Выбор был невелик. Имелись только две фигуры достаточно высокого уровня, которые минимально подходили на эту роль: министр внутренних дел Сергей Степашин и министр путей сообщения Николай Аксененко. Но у каждого из них были свои недостатки, и ни один не был безусловным фаворитом.

— Володя, а как насчет тебя? — вдруг спросил Борис.

— Что насчет меня? — не понял Путин.

— Ты мог бы стать президентом?

— Я? Нет, я не тот человек. Не того ищу в жизни.

— Ну а чего же ты хочешь? Остаться навсегда здесь?

— Я хочу… — замялся Путин. — Я хочу быть Березовским.

— Не может быть, — рассмеялся Борис.

Они сменили тему. Следующий вопрос был о Саше.

— Послушай, — сказал Путин, — скажу тебе честно. Ты знаешь, что я думаю о Литвиненко. Он тебя использовал. Он предатель. Но если ты просишь, я попробую помочь. Проблема в том, что я не контролирую ситуацию. Он числится за военной прокуратурой, то есть он в руках Скуратова. Давай сначала избавимся от Скуратова, а потом посмотрим, как помочь Литвиненко.

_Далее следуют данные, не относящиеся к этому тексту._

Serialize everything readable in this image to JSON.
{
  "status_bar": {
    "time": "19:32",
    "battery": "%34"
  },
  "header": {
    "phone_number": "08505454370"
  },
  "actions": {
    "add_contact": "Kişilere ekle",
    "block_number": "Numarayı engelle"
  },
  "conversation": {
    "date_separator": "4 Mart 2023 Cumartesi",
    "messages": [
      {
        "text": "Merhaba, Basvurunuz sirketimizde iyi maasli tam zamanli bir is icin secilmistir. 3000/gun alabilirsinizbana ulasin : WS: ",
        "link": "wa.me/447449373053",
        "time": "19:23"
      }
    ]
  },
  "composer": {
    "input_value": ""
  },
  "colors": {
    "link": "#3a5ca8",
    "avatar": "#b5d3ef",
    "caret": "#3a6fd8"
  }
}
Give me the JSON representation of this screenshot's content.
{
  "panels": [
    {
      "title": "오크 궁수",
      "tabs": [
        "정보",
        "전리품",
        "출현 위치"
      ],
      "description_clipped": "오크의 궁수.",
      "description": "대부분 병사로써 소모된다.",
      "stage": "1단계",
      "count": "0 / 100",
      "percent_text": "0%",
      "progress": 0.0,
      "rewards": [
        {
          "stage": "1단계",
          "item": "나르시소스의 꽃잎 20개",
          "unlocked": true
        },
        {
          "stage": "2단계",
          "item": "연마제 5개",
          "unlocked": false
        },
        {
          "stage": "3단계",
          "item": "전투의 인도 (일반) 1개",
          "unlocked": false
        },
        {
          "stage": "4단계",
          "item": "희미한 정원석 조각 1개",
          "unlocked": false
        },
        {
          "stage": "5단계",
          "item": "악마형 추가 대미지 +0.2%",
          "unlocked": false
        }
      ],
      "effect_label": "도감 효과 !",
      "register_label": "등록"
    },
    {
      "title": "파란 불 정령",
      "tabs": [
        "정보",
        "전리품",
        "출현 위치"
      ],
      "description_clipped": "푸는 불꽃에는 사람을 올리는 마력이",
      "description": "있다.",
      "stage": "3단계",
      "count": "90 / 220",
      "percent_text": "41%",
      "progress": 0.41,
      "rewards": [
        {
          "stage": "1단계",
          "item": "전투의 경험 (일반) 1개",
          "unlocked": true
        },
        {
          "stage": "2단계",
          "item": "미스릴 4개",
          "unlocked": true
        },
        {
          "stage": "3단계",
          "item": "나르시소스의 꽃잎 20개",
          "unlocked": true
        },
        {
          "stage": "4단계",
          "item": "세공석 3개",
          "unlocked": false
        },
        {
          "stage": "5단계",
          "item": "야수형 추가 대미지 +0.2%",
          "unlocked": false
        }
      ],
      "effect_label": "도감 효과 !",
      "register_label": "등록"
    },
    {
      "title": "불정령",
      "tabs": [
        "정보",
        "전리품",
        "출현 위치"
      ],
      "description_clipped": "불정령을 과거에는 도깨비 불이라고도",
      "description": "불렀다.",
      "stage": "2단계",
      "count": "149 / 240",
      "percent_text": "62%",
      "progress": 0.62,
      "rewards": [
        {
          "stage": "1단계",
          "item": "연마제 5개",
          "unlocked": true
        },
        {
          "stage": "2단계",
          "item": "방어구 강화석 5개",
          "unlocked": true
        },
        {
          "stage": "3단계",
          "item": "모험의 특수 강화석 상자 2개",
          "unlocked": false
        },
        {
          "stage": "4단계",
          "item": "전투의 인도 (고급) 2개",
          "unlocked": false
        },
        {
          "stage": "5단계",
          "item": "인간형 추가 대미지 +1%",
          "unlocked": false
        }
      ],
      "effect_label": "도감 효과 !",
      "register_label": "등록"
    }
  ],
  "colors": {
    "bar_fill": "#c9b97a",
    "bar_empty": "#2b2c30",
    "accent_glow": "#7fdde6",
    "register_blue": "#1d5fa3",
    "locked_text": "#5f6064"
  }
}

Это звучало логично. Но было что-то в выражении лица Путина, что Борису не понравилось.

— И Боря, — продолжал Путин, — что бы ты о нем ни думал, он замазан. Он много чего нехорошего натворил.

— Этого не может быть, — сказал Борис. — Я его знаю.

— Я видел улики.

— Знаем мы, как у вас в Конторе делают улики.

Последовала неловкая пауза. “Как странно, — думал Борис. — Путин и Литвиненко — единственные два человека в ФСБ, которые не берут взяток, и так друг друга ненавидят”.

— Он предатель, — повторил Путин. — Но я сделаю, что смогу. — Он взялся за ручку двери. Ручка провернулась, не зацепив механизм замка.

— Вот бляди, — выругался Путин. — Замки не могут наладить, а ты хочешь, чтобы я управлял страной. Мы застряли.

— Эй, кто-нибудь! — закричал он, стуча в стенку, отделявшую площадку от основного коридора. — Это Путин! Нас захлопнуло!

Они стучались минут десять, пока кто-то не услышал и не пришел на помощь…

Чета Березовских, 1999 г. (Архив Бориса Березовского)

“Борис и Лена планировали лишь небольшой праздник, только для членов семьи и самых близких друзей. Но Путин приехал сам, без приглашения”.